NDW: Die Stadt hört zu
NDW: Die Stadt hört zu - rainerlei.de

P.S. Über Spenden wird Buch geführt.

Dieser Song steht bewusst still. In der Tradition der frühen Neuen Deutschen Welle beschreibt er urbane Szenen, Menschen und Gegenstände ohne Kommentar und ohne Gefühlserklärung. Minimalistische Sounds, einfache Strukturen und reduzierte Sprache treffen auf eine kühle Beobachterhaltung. Kein Retro-Gag, keine Parodie – sondern eine nüchterne Momentaufnahme zwischen Beton, Neonlicht und Alltag.
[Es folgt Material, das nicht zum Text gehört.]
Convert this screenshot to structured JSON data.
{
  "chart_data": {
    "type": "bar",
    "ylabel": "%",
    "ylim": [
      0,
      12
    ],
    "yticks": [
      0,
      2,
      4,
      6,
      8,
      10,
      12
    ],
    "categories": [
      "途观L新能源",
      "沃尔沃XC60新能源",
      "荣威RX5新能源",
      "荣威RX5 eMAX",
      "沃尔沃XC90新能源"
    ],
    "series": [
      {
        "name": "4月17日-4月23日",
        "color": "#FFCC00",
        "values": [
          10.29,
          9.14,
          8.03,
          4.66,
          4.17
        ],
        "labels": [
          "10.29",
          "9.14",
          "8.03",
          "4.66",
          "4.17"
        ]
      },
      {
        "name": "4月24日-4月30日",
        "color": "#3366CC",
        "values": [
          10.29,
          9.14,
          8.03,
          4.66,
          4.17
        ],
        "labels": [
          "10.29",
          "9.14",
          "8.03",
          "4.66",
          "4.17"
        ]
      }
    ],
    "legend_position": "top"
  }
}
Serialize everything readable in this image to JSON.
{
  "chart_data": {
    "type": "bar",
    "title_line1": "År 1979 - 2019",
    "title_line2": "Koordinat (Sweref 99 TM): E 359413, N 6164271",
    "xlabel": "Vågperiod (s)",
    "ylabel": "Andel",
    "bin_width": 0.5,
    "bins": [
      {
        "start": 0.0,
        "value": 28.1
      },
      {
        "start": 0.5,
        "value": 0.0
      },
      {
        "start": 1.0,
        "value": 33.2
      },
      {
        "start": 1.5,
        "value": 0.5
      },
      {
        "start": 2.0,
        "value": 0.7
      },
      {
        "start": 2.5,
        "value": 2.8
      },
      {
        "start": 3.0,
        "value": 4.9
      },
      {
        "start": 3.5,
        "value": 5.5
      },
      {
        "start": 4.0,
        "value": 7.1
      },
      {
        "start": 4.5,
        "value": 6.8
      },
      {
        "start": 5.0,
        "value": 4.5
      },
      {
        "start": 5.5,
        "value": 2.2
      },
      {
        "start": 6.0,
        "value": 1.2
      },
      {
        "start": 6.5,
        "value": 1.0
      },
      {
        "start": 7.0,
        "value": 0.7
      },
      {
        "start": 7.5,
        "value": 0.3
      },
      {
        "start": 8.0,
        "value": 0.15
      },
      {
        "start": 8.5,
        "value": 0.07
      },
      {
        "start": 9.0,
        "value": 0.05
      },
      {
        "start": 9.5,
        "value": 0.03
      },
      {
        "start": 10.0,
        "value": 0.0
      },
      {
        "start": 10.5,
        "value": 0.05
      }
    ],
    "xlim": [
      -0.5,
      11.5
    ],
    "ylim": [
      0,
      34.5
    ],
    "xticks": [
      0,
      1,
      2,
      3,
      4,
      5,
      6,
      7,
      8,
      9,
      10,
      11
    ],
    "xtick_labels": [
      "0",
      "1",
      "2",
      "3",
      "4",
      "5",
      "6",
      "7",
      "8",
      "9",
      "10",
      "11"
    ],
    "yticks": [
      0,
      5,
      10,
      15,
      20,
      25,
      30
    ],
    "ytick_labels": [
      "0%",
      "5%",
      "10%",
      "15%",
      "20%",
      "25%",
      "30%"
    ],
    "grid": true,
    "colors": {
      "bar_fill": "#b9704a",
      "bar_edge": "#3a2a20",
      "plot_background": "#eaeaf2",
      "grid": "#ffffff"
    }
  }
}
Ein NDW-Titel, der nicht unterhalten will, sondern einfach da ist.

Die Stadt hört zu (NDW)

(C) Rainer Wittmann, 2025

[Strophe 1]
Die Stadt ist grau.
Es ist Dienstag.
Ein Mann steht am Fenster.
Er raucht nicht mehr.

Unten fährt ein Auto.
Zu langsam.
Zu laut.
Es bleibt kurz stehen.

[Refrain]
Die Stadt hört zu.
Niemand spricht.
Die Stadt hört zu.
Es reicht.

Die Stadt hört zu.
Licht geht an.
Die Stadt hört zu.
Und wieder aus.

[Strophe 2]
Ein Fernseher läuft.
Ohne Ton.
Ein Sprecher bewegt den Mund.
Niemand hört hin.

Im Treppenhaus Schritte.
Zwei Stockwerke.
Dann nichts mehr.
Nur Neon.

[Refrain]
Die Stadt hört zu.
Alles bleibt.
Die Stadt hört zu.
Keiner schreit.

Die Stadt hört zu.
Zu viel gesehen.
Die Stadt hört zu.
Weitergehen.

[Strophe 3]
Ein Junge zählt Geld.
Zu wenig.
Er faltet es glatt.
Steckt es ein.

Ein Plakat hängt schief.
„Morgen wird besser“.
Darunter ein Riss.
Niemand klebt ihn zu.

[Bridge – minimal]
Aha.
Aha aha.
So ist das.

[Letzter Refrain]
Die Stadt hört zu.
Die Nacht ist da.
Die Stadt hört zu.
Wie immer.

Die Stadt hört zu.
Und sagt nichts.
Die Stadt hört zu.
Und bleibt.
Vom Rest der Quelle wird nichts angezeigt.